Cottonwoods release their seeds during spring and early summer, perfectly timed with the high runoff from melting snow and seasonal rains. This floodwater disperses the seeds downstream across riparian areas—from Colorado’s headwaters to the Arizona desert. The nutrient-rich, damp silt deposits create ideal germination conditions, allowing the saplings to thrive in riverbank soil. Every year, cottonwoods depend on abundant clean water to propagate and survive.

Benefits of Cottonwoods

Once established, cottonwood roots filter contaminates and fortify riverbanks, slowing erosion and extensive flood damage. Their large canopies and dense foliage provide cool, shady spots for willows, which in turn provide food and breeding grounds for a variety of wildlife, including dragonflies, frogs, cutthroat trout and eagles.

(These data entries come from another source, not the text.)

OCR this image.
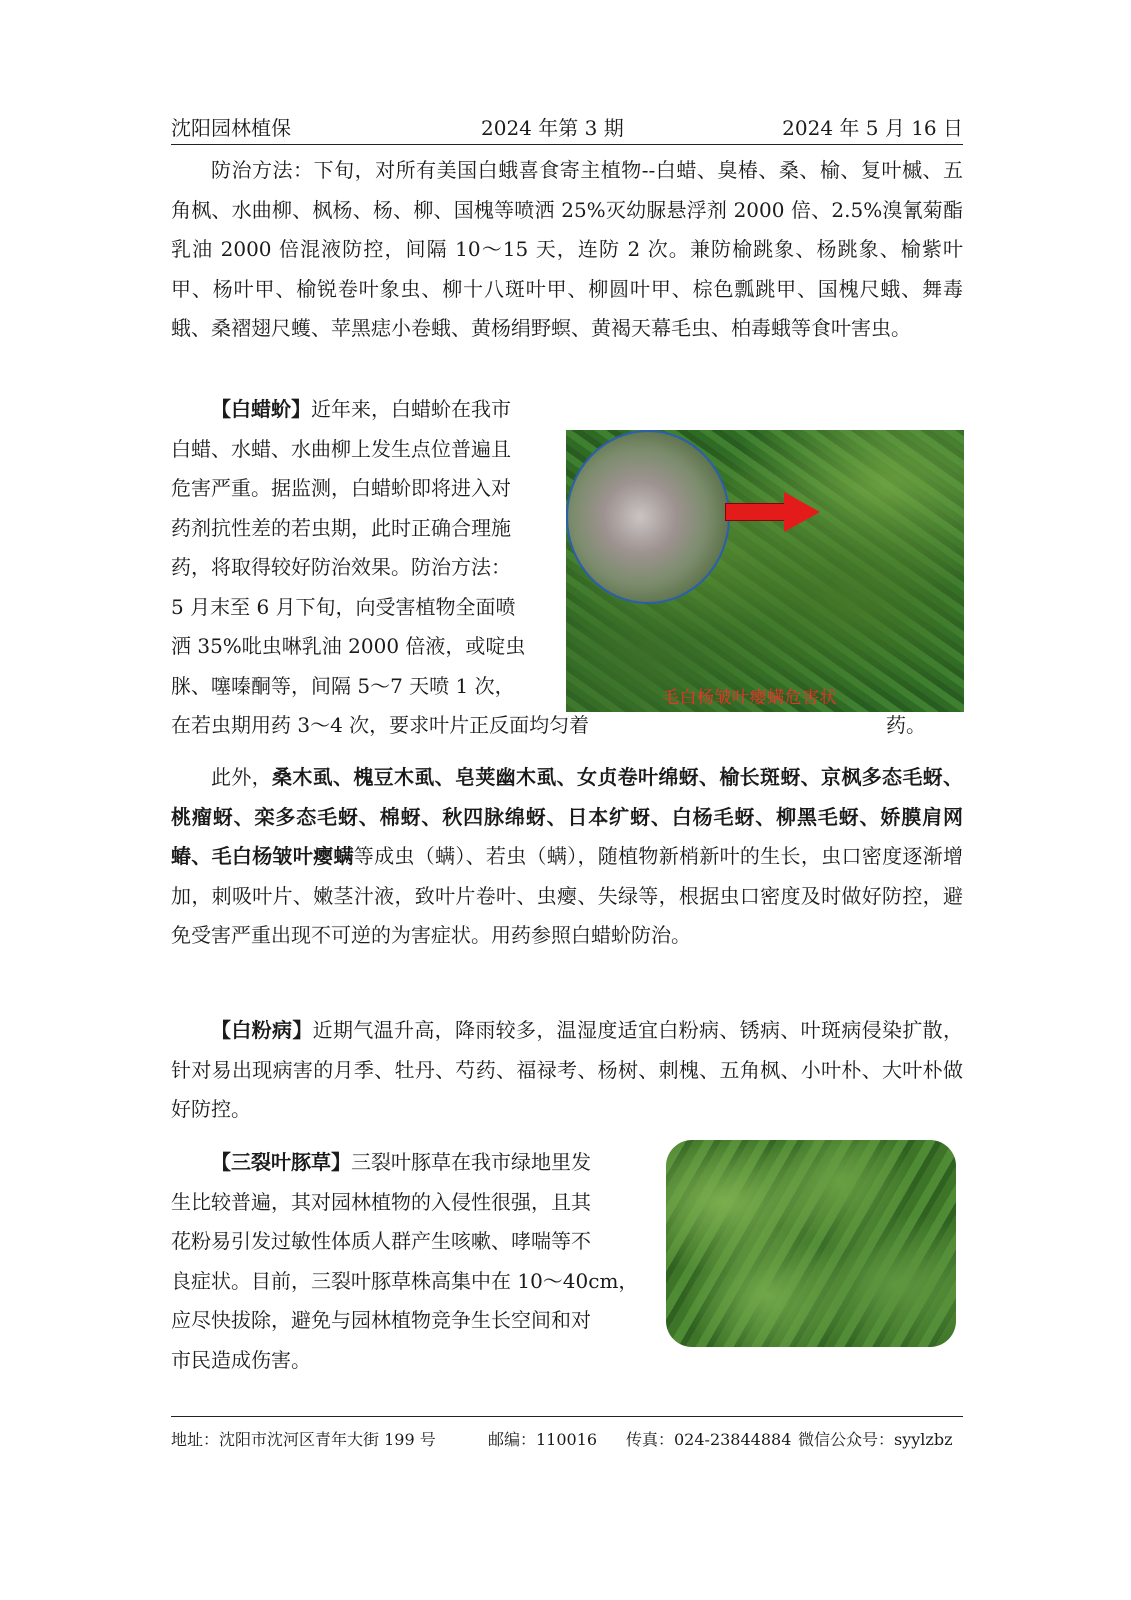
沈阳园林植保	2024 年第 3 期	2024 年 5 月 16 日

防治方法：下旬，对所有美国白蛾喜食寄主植物--白蜡、臭椿、桑、榆、复叶槭、五角枫、水曲柳、枫杨、杨、柳、国槐等喷洒 25%灭幼脲悬浮剂 2000 倍、2.5%溴氰菊酯乳油 2000 倍混液防控，间隔 10～15 天，连防 2 次。兼防榆跳象、杨跳象、榆紫叶甲、杨叶甲、榆锐卷叶象虫、柳十八斑叶甲、柳圆叶甲、棕色瓢跳甲、国槐尺蛾、舞毒蛾、桑褶翅尺蠖、苹黑痣小卷蛾、黄杨绢野螟、黄褐天幕毛虫、柏毒蛾等食叶害虫。

【白蜡蚧】近年来，白蜡蚧在我市
白蜡、水蜡、水曲柳上发生点位普遍且
危害严重。据监测，白蜡蚧即将进入对
药剂抗性差的若虫期，此时正确合理施
药，将取得较好防治效果。防治方法：
5 月末至 6 月下旬，向受害植物全面喷
洒 35%吡虫啉乳油 2000 倍液，或啶虫
脒、噻嗪酮等，间隔 5～7 天喷 1 次，
在若虫期用药 3～4 次，要求叶片正反面均匀着	药。
毛白杨皱叶瘿螨危害状

此外，桑木虱、槐豆木虱、皂荚幽木虱、女贞卷叶绵蚜、榆长斑蚜、京枫多态毛蚜、桃瘤蚜、栾多态毛蚜、棉蚜、秋四脉绵蚜、日本纩蚜、白杨毛蚜、柳黑毛蚜、娇膜肩网蝽、毛白杨皱叶瘿螨等成虫（螨）、若虫（螨），随植物新梢新叶的生长，虫口密度逐渐增加，刺吸叶片、嫩茎汁液，致叶片卷叶、虫瘿、失绿等，根据虫口密度及时做好防控，避免受害严重出现不可逆的为害症状。用药参照白蜡蚧防治。

【白粉病】近期气温升高，降雨较多，温湿度适宜白粉病、锈病、叶斑病侵染扩散，针对易出现病害的月季、牡丹、芍药、福禄考、杨树、刺槐、五角枫、小叶朴、大叶朴做好防控。

【三裂叶豚草】三裂叶豚草在我市绿地里发
生比较普遍，其对园林植物的入侵性很强，且其
花粉易引发过敏性体质人群产生咳嗽、哮喘等不
良症状。目前，三裂叶豚草株高集中在 10～40cm，
应尽快拔除，避免与园林植物竞争生长空间和对
市民造成伤害。
地址：沈阳市沈河区青年大街 199 号	邮编：110016 传真：024-23844884 微信公众号：syylzbz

Cottonwoods also serve as a beacon of hope, indicating the presence of water. Small flowers, called catkins, produced by the trees in early spring, have medicinal uses and can be chewed for toothaches or used to treat skin abrasions. As you spend time on the river near you, know that by supporting the conservation of these magnificent trees you are also helping ensure healthy rivers—for people and wildlife.